Revamping the offensive line:
Hugh Freeze and the Rebels made slight progress last year after going 7-6 in 2012, finishing 8-5 with a 27-24 win over LSU the highlight of the season. Considering the personnel losses at Texas A&M and LSU this offseason, Ole Miss has an opportunity to climb in the West Division standings in 2014. Provided the offensive line is able to mesh this spring, the offense should be explosive. The Rebels return quarterback Bo Wallace and receivers Vince Sanders and Laquon Treadwell. But the line is a source of concern for coach Hugh Freeze, as guard Jared Duke, center Evan Swindall and tackle Pierce Burton expired their eligibility. Left tackle Laremy Tunsil had a strong freshman debut last season, earning second-team All-SEC honors. Tunsil is one part of the solution, and the return of guard Aaron Morris from a knee injury should solidify the left side of the line. But what about the other three spots?
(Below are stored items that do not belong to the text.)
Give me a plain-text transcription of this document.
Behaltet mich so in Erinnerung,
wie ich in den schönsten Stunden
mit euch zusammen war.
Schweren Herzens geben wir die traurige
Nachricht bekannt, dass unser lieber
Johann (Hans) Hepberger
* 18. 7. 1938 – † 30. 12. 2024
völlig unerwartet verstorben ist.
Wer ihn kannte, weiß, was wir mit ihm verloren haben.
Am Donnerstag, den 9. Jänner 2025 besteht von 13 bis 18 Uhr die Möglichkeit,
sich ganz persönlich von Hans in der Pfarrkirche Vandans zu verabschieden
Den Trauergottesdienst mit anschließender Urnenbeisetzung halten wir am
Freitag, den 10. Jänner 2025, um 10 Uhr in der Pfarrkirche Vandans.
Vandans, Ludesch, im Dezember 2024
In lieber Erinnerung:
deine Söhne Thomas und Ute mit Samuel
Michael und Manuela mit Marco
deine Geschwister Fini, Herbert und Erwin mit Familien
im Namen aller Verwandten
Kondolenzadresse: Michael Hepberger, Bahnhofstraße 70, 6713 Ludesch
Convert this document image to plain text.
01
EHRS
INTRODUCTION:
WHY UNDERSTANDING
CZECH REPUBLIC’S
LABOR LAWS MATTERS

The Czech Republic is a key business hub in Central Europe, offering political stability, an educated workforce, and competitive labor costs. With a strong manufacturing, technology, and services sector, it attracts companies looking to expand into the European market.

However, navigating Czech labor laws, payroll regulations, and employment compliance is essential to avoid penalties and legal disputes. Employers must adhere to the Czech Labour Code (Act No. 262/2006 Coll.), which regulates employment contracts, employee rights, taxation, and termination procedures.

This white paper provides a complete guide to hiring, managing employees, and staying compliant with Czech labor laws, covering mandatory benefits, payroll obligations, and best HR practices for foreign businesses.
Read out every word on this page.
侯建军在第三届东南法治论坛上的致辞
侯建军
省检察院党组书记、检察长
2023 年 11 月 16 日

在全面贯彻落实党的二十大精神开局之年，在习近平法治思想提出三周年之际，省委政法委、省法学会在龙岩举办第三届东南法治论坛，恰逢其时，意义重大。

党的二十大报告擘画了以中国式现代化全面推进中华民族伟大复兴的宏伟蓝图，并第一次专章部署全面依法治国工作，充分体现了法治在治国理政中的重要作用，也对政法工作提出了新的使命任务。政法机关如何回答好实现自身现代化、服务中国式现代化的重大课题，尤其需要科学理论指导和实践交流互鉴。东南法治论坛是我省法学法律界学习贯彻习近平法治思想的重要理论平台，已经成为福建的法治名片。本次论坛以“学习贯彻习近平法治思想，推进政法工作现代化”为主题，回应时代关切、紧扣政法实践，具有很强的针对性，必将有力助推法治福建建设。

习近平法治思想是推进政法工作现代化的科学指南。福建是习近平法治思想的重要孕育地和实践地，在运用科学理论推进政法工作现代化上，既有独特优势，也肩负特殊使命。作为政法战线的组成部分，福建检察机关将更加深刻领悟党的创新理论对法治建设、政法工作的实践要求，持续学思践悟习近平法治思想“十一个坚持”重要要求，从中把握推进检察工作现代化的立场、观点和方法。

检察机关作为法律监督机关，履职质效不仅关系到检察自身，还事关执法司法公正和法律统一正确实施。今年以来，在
Ben Still was listed as Swindall’s backup at center last season and is expected to get the first shot at earning the job. Junior college recruit Fahn Cooper won’t arrive until after the spring session, but he could factor into the mix. The Rebels will also take an extended look at true freshman Rod Taylor in the fall, as he could help at guard this season. The good news is Freeze has recruited well, and there is talent to work with. However, this line will be young and inexperienced in 2014.
Finding answers on defense:
There’s really no way to sugarcoat the numbers in a positive way on defense for Texas A&M last season. The Aggies struggled mightily on this side of the ball and were bailed out by an explosive offense. But with quarterback Johnny Manziel off to the NFL, it’s unlikely Texas A&M will average 44.2 points per game again. Considering the offense is expected to slightly regress, the defense has to do its part to keep Texas A&M in contention for nine wins once again. There’s certainly no shortage of talent in College Station, but Sumlin and coordinator Mark Snyder will have a lineup that features a lot of youth (much like this unit had in 2013) in 2014. Incoming freshman Myles Garrett is a potential difference maker in the trenches, but can he play major snaps as a true freshman? The good news for Snyder is eight starters are back, including linebacker Darian Claiborne, tackle Isaiah Golden, cornerback Deshazor Everett and end Julien Obioha. Claiborne and Golden were suspended after an off-the-field incident in February. It’s uncertain how the arrest will affect either player heading into the upcoming season. The Aggies don’t have to be a shutdown defense in 2014, but there has to be progress to help cover for the losses on offense.